Le dirigeant algérien, s’il reconnaît que les écarts entre les dotations financières « sont trop importants », voit d’autres avantages à cette compétition. « C’est bien, pour un club maghrébin, de jouer face à des équipes arabes du continent asiatique. Nous n’avons pas l’habitude, il y a une forme d’impatience de disputer un tournoi sur un autre continent, de découvrir, notamment chez les joueurs, un autre pays du monde arabe. »

Pourtant, cette compétition a connu quelques moments de tensions, comme en septembre 2018, à l’occasion d’un match entre l’USM Alger et les Irakiens d’Al-Qowa Al-Jawiya, lorsque des supporters locaux n’avaient rien trouvé de plus intelligent que d’entonner des chants à la gloire du sinistre Saddam Hussein. Les joueurs de Bagdad avaient quitté la pelouse à la 71e minute, et l’ambassadeur d’Algérie en Irak avait été convoqué.

Tensions diplomatiques régulières

La même année, la Fédération algérienne de football (FAF) avait accusé l’UAFA d’ingérence après que celle-ci a décidé, pour relancer son tournoi, de choisir elle-même les participants. La FAF s’était fendue d’un courrier cinglant, assurant que d’autres fédérations partageaient son avis.

Toujours en 2018, la tension était montée entre l’ancien président de l’UAFA, le Saoudien Turki Al-Sheikh, régulièrement accusé par la presse marocaine de publier tweets désobligeants à l’encontre du royaume chérifien et d’avoir manœuvré pour que la Coupe du monde 2026 soit attribué au trio États-Unis-Mexique-Canada plutôt qu’au Maroc.

L’UAFA avait publié sur son site officiel une carte du Maroc amputée du Sahara, ce qui avait provoqué un certain émoi à Rabat et une intervention officielle de la Fédération marocaine royale de football (FRMF).
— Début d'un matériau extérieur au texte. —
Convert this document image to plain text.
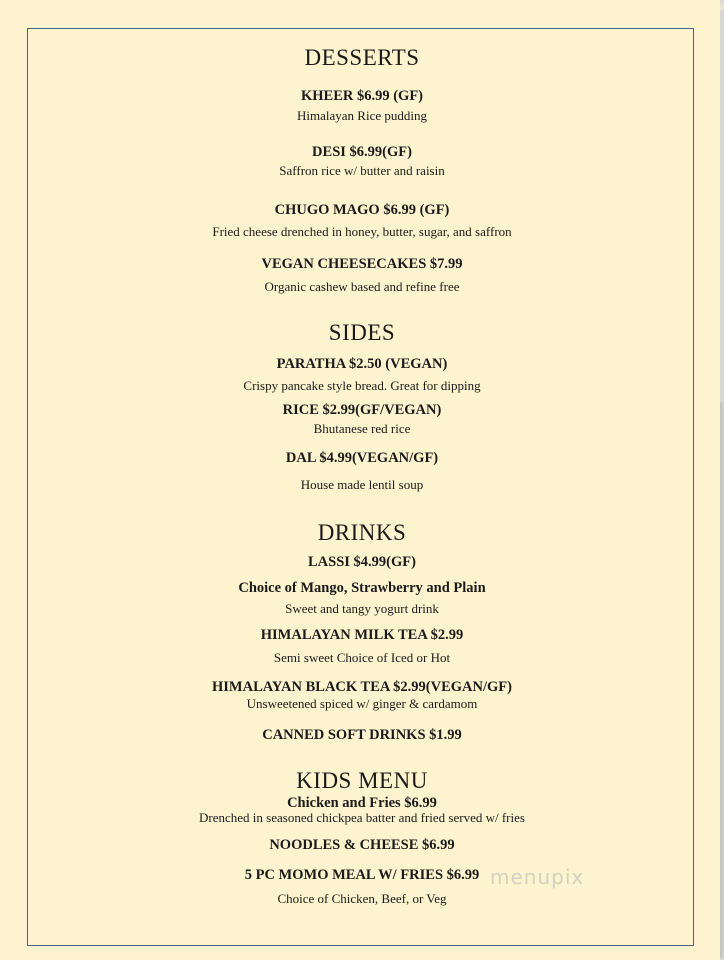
DESSERTS
KHEER $6.99 (GF)
Himalayan Rice pudding
DESI $6.99(GF)
Saffron rice w/ butter and raisin
CHUGO MAGO $6.99 (GF)
Fried cheese drenched in honey, butter, sugar, and saffron
VEGAN CHEESECAKES $7.99
Organic cashew based and refine free
SIDES
PARATHA $2.50 (VEGAN)
Crispy pancake style bread. Great for dipping
RICE $2.99(GF/VEGAN)
Bhutanese red rice
DAL $4.99(VEGAN/GF)
House made lentil soup
DRINKS
LASSI $4.99(GF)
Choice of Mango, Strawberry and Plain
Sweet and tangy yogurt drink
HIMALAYAN MILK TEA $2.99
Semi sweet Choice of Iced or Hot
HIMALAYAN BLACK TEA $2.99(VEGAN/GF)
Unsweetened spiced w/ ginger & cardamom
CANNED SOFT DRINKS $1.99
KIDS MENU
Chicken and Fries $6.99
Drenched in seasoned chickpea batter and fried served w/ fries
NOODLES & CHEESE $6.99
5 PC MOMO MEAL W/ FRIES $6.99
Choice of Chicken, Beef, or Veg
menupix
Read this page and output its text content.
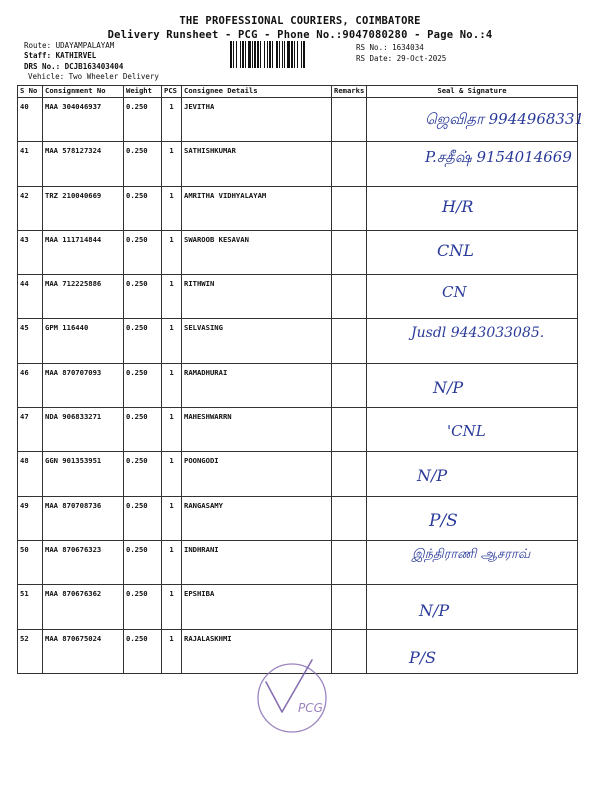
THE PROFESSIONAL COURIERS, COIMBATORE
Delivery Runsheet - PCG - Phone No.:9047080280 - Page No.:4
Route: UDAYAMPALAYAM
Staff: KATHIRVEL
DRS No.: DCJB163403404
Vehicle: Two Wheeler Delivery
RS No.: 1634034
RS Date: 29-Oct-2025
S No	Consignment No	Weight	PCS	Consignee Details	Remarks	Seal & Signature
40	MAA 304046937	0.250	1	JEVITHA		ஜெவிதா 9944968331

41	MAA 578127324	0.250	1	SATHISHKUMAR		P.சதீஷ் 9154014669

42	TRZ 210040669	0.250	1	AMRITHA VIDHYALAYAM		H/R

43	MAA 111714844	0.250	1	SWAROOB KESAVAN		CNL

44	MAA 712225886	0.250	1	RITHWIN		CN

45	GPM 116440	0.250	1	SELVASING		Jusdl 9443033085.

46	MAA 870707093	0.250	1	RAMADHURAI		N/P

47	NDA 906833271	0.250	1	MAHESHWARRN		'CNL

48	GGN 901353951	0.250	1	POONGODI		N/P

49	MAA 870708736	0.250	1	RANGASAMY		P/S

50	MAA 870676323	0.250	1	INDHRANI		இந்திராணி ஆசராவ்

51	MAA 870676362	0.250	1	EPSHIBA		N/P

52	MAA 870675024	0.250	1	RAJALASKHMI		P/S
PCG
L’instance avait finalement retiré cette publication.

* Les 22 pays dont les fédérations sont affiliées sont l’Algérie, les Comores, Djibouti, le Soudan, le Maroc, l’Égypte, la Tunisie, la Somalie, la Mauritanie et la Libye pour l’Afrique, l’Arabie saoudite, Bahreïn, la Palestine, le Qatar, Oman, les Émirats arabes unis, la Jordanie, le Yémen, le Koweït, l’Irak, la Syrie et le Liban pour l’Asie.